Most of my running is done early in the morning around a lake with friends. I enjoy these runs. The air is usually crisp and cool. The lake is peaceful and beautiful and flat. The friends are funny and insightful.

Tonight’s run was different. I was alone. It was sunny and hot and muggy. Although the hills were peaceful and beautiful—they were not flat.

With each hill I had to fight the limitations that God gave me. I had to battle God’s creation as well. Each hill I ascended was a victory. The view from the top of the last hill was incredible. It was getting dark and I got to look down on the lights of the city.

We all have limitations and we all have challenges. Determination and God’s presence gets us to the top of the hill despite our limitations. Paul writes about this:

So to keep me from becoming proud, I was given a thorn in my flesh, a messenger from Satan to torment me and keep me from becoming proud. Three different times I begged the Lord to take it away. Each time he said, “My grace is all you need. My power works best in weakness.” So now I am glad to boast about my weaknesses, so that the power of Christ can work through me. That’s why I take pleasure in my weaknesses. -2 Corinthians 12:7-10

Instead of avoiding limitations and challenges, it is best to embrace them and overcome them. Accomplishment always beats avoidance. Overcoming is a better alternative than being overwhelmed. The view from the top looking at the bottom is much better than the view from the bottom looking at the top. And there is almost nothing like the power of God working through our limitations to overcome challenges.

Tuesday, May 8, 2007

New Beginnings

I’m back. It is hard to believe that Boston was three weeks ago. Sometimes it seems like it was just yesterday. Sometimes it seems like it was a year ago.

The last three weeks have involved lots of rest. I have run not-as-long and not-as-hard and not-as-often. I have taken a break from writing. I have enjoyed not having to get up early in the morning if I don’t want to. I have enjoyed waking up and not wondering which parts of my body are going to be sore. I have enjoyed having a little more free time. I have enjoyed eating ribs and burgers and onions rings and key lime pies.

All that changes today. I have missed some things. I have missed being focused. I have missed challenging myself. I have missed the time alone with God. I have missed my training partners. I have missed the endorphins. I have missed being structured. I have missed training for a marathon.

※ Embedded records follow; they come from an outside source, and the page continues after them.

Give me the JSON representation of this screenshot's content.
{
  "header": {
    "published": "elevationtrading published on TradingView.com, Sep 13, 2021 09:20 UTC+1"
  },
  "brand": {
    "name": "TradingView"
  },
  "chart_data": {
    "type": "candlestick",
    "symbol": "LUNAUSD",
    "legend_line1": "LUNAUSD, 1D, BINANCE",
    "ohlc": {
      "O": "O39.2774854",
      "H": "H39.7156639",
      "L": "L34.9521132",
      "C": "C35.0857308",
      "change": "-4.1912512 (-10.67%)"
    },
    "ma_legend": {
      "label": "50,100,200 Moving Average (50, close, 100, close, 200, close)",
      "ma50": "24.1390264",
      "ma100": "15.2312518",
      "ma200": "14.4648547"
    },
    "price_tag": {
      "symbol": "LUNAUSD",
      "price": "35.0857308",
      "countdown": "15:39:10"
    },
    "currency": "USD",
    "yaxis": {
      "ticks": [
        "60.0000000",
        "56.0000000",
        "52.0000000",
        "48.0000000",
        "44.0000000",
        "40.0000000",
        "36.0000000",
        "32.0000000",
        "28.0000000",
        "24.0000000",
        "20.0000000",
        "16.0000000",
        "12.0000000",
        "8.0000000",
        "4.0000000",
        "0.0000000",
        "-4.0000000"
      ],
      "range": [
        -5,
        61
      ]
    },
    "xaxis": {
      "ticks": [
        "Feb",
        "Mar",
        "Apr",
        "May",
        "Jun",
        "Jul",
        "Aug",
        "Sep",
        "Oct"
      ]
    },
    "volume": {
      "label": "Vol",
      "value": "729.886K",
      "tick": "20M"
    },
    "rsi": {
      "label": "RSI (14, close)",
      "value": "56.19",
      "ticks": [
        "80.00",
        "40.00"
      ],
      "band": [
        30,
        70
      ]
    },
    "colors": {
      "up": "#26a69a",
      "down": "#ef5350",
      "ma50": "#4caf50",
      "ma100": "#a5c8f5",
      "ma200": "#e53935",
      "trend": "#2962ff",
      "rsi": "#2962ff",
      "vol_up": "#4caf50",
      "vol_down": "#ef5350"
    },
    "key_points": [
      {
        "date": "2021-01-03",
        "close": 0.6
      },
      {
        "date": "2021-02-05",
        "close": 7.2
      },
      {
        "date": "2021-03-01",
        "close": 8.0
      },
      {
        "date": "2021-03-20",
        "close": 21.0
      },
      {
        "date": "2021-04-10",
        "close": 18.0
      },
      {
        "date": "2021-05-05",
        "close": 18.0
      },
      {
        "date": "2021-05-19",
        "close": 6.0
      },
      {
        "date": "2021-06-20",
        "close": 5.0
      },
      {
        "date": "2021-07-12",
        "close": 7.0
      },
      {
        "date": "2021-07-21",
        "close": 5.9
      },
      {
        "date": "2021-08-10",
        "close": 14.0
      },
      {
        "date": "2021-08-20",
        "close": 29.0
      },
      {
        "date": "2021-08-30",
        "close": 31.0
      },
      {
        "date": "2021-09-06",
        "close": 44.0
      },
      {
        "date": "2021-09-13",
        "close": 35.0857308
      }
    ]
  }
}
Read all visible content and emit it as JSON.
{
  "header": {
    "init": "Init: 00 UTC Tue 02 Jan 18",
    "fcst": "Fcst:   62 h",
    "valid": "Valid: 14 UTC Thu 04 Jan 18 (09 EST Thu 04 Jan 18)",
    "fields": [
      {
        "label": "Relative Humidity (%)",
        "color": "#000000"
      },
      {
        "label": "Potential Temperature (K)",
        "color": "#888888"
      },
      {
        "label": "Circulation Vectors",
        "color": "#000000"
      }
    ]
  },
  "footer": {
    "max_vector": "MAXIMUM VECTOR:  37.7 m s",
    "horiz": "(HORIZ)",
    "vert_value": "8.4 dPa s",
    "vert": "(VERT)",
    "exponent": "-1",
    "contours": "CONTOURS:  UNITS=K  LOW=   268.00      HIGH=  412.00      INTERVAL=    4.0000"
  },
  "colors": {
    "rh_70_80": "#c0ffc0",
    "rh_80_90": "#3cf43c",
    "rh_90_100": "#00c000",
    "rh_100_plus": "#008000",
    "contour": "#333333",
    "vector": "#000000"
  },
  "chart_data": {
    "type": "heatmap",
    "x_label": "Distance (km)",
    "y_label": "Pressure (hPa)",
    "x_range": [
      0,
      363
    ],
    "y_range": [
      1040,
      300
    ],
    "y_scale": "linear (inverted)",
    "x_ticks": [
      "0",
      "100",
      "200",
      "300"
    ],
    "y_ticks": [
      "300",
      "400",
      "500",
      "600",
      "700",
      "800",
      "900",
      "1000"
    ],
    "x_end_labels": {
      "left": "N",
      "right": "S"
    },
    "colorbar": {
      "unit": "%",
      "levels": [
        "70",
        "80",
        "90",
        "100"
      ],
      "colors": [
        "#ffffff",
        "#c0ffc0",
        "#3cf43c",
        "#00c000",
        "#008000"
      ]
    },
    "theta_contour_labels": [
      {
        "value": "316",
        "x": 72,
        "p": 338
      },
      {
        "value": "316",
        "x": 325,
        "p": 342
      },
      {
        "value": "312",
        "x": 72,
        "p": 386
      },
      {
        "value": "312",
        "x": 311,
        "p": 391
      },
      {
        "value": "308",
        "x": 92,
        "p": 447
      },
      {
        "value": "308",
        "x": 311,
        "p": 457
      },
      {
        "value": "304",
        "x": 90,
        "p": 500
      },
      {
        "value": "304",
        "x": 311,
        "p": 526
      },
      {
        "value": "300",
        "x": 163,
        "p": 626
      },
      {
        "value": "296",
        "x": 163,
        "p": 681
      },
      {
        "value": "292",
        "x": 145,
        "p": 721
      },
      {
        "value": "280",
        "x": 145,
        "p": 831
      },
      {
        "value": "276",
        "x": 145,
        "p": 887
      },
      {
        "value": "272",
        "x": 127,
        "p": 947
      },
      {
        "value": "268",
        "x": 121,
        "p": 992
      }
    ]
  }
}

Last night I registered for the Twin Cities Marathon which will be run on October 7th. This morning I started my 22 week training plan.

I ran 4 laps around the east side of Lake Zorinsky (the bridge at 168th was flooded) plus a little extra to make it an even 18 miles. I ran for about 2 hours and 15 minutes and averaged just under 7:30 per mile. I did the last 10 miles with Maureen. It was good to run with her again—I hadn’t run with her for a while.

New beginnings are exciting. In the church we have a word for new beginnings. The word is “resurrection.” Jesus raised Lazarus from the dead and gave Lazarus resurrection (John 11:38-44). Like Lazarus, Jesus was resurrected from the dead. It was a new beginning for Jesus. And for the rest of us life hasn’t been the same ever since. For followers of Jesus, death has never been the same either.

Resurrection can happen in our lives. It happens to the runner with a new goal. It happens to the dead person who is now alive. And it can happen to us.

Perhaps you need resurrection from an addiction or resurrection in a relationship. Or maybe it is a resurrection in physical health. Or maybe it is resurrection for purpose in life. The possibilities of new life and resurrection are almost endless.

So dream about new life. Take the first step. It is the most important step and the most difficult step. Know that new life is possible because God says it’s possible (Philippians 4:13).